What prompts people to consider working abroad? We give you some answers in this month’s newsletter and a short checklist to use when making one of the bigger career decisions – changing jobs and relocating.
Due to globalization and the increasing accessibility of information, educated professionals are being attracted by new or better career prospects and salaries abroad. Some are pulled by social factors such as fulfilling their passion to experience new cultures, seeking better quality of life or to be closer to family and friends. Decreasing airfares aids international travel for many, making experiencing new countries and cultures a norm for a lot of people.
In recent years, an increasing number of professionals have chosen to move to Asia from around the world to take advantage of the existing and anticipated economic growth in the region.
In The World Bank’s 2016 economic forecast, the Chinese economy, is forecast to grow by 6.7% in 2016 and 6.5% in 2017. Neighboring nations such as Japan, South Korea, Singapore and Hong Kong remain industrial, technology and financial services powerhouses; this means there will still be demand for skilled professionals to sustain their growth. These destinations are considered more attractive compared to the West since the global financial crisis; the same forecast suggests the UK to grow by 2.4% in 2016 and the US by 2.7%.
In addition, there is a new trend in the “boomerang” generation of expatriates. These mainly Western educated Asians are returning to build careers in Asia. Younger western professionals are attracted to Asia by the economic prospects and adventure. A 2015 WSJ article stated that there now only 30% to 40% of expats in Singapore, Hong Kong and China that fit the traditional description, “Westerners on short term assignments that offered generous housing, schooling and travel package”.

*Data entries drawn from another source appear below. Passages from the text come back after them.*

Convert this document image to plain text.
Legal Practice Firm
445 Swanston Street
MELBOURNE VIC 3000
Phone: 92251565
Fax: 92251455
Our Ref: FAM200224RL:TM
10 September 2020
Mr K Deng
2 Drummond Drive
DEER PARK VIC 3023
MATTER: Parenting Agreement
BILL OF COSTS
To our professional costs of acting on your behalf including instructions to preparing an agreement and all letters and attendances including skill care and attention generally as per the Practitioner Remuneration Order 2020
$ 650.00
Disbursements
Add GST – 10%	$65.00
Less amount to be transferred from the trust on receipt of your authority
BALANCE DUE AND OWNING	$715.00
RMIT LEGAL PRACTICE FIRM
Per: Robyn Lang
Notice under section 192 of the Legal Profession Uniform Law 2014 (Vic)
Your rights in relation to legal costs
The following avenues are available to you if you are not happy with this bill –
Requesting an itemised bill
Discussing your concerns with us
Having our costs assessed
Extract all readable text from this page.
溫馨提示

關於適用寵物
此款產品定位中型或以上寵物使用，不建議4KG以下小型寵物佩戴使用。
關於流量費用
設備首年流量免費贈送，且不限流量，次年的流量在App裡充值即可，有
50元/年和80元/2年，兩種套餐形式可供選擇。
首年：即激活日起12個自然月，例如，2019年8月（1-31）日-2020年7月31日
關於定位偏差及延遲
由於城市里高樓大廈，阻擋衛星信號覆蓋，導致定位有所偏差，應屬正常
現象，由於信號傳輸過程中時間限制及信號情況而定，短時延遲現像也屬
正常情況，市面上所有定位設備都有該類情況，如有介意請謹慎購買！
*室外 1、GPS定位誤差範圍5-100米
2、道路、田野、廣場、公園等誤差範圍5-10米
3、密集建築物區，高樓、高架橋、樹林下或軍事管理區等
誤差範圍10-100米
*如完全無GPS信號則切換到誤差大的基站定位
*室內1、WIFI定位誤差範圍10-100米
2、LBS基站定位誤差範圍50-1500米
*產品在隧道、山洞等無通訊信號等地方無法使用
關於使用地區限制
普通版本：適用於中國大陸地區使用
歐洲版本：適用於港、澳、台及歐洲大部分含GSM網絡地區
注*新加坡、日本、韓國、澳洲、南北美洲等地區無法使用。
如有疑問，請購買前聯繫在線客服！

There are also many Chinese professionals who opt to leave China because of the stressful work environment and unstable political climate. During 2000 – 2010, there was a 45% increase in professionals leaving China for the 34 OECD countries. According to the US Department of Homeland Security, in 2011 there were well over 2000 Chinese nationals receiving investment-based green cards, twice as many as all the other nationalities receiving residency in the US combined.
Another talent rich country whose skilled professionals are migrating to other English speaking nations is South Africa. Up to 50% of South African expats are skilled professionals and 25% of them being in top management positions – much higher than the global average of 11%. Personal safety, crime considerations are amongst the top push factors and 70% of South African expats are “generally satisfied” in leaving the country.
Depending on the individual’s circumstances and mindset, there may be different pull and push factors that lead them to contemplate and eventually contribute to their decision to migrate.
As an insurance recruiter who lived in 3 continents for 7 years, I have met professionals from many countries. Their and my own experience in planning, relocating, settling and enjoying life in a new country can be a real life changing adventure. Personally, I have encountered more pull than push factors but I have garnered knowledge and experience. This enables me to share valuable tips and advice to international candidates in assisting them to relocate to their new homes.
Below is a list of items to consider when deciding whether relocation is for you.
Often it’s easier for single professionals to move to another country. The decision becomes more complex when families are involved. This could also determine the duration they would want to live abroad. Consideration of your partner’s career prospect or children’s education must be taken into account.
Think about which markets require the skills and experience you have to offer and the return you will get in investing the time working there. What tangible and intangible benefits does the market offer offer? Equally important, think about what is to like or dislike about the destination against your current place of residence. Compare the benefits with the shortcomings? It is crucial to think about what you may have to sacrifice.
Understanding the value of new wages against the living cost can be tricky and takes time. Be realistic and comprehensive. Consider everything small to big, for example, daily cost of commute to work, groceries, cost of childcare, rental expenses, utilities and taxes. Think about the cost of moving back if things do not work out. How much savings is needed for the initial settlement? Online cost-of-living-calculators provide some ideas as to what can be expected. Talking with someone who lives in or is from the country of your destination can give you invaluable insight.
Other than job related skills and knowledge many other factors could contribute to the success or failure of employment. Being open minded and adaptable to new ways of working and new corporate culture is incredibly important. However, gaining more information about the inherent culture of the organization, the style of management and even the financial status of the company can help minimize surprises in the future. Speak with the recruitment agents who have relationships with these companies, use social or professional media or groups such as LinkedIn, InterNations etc. to enable access to valuable information and insights.
Working abroad is not for everyone. Venturing out of your comfort zone can be extremely challenging mentally, physically and even spiritually. However, it presents great opportunities to meet unique people, form amazing memories and life experiences as well as achieve career and personal growth. Living in another culture also enables one to see the world and life through a different lens which can lead to new revelations on believes and values. This could alter and widen the pre-existing global perspective.
Before embarking on a potential life changing adventure, adequate planning, research and preparation can make the decision-making process more straightforward and minimize associated risks.